Segundo o PPI, a agência de recrutamento não estava habilitada para enviar pessoas ao exterior e falsificou os documentos necessários.

A agência de recrutamento PT Maritim Samudera Indonesia se recusou a responder as perguntas da AFP, e se limitou a afirmar que está cooperando com a investigação policial.

O pescador Rahmatullah, que foi submetido a situações precárias de trabalho fora de seu país, durante entrevista em Jacarta (Indonésia) - Bagus Saragih -21.fev.2019/AFP

Enrosco legal

O Ministério do Emprego recomendou o pagamento de indenizações mas a agência ignorou a recomendação, acrescenta Imam Syafi'i.

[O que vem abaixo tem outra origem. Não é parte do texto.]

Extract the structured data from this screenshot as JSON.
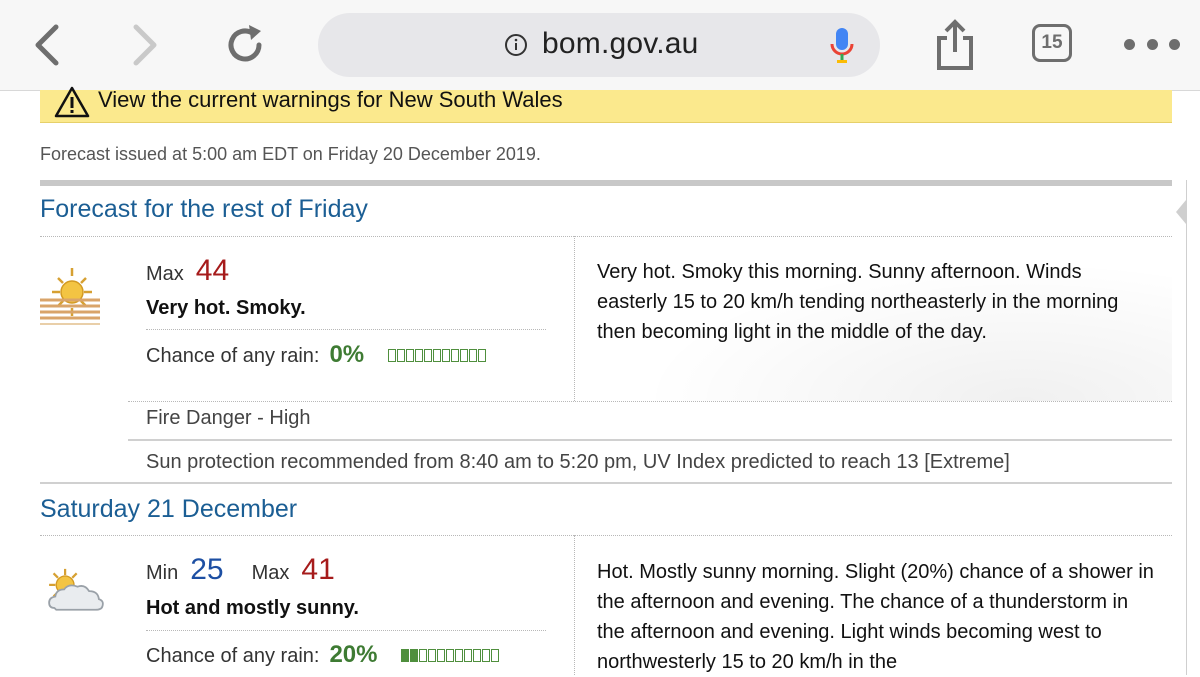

O governo tomou medidas para resolver o problema, revisando a regulamentação em vigor. Mas a regulamentação revisada não se aplica ao caso. A confusão judicial sobre o tema e a falta de cooperação entre os diferentes serviços governamentais complicam a situação, estimam os observadores.

Yuli Adiratna, subdiretor do departamento de proteção aos trabalhadores no exterior, reconhece que "a fiscalização quanto aos marinheiros poderia melhorar", mas os fiscais estão preocupados com situação de outros migrantes. 

Enquanto isso, os pescadores pedem justiça. "Quero que a empresa seja castigada para que não haja mais vítimas", diz Lufti Awaludin Fitroh, marinheiro que diz ter sido enganado pela PT Maritim Samudera Indonesia.

"Eu e meus amigos nos satisfaríamos se fôssemos os últimos explorados. Que isso nunca mais aconteça", ele disse.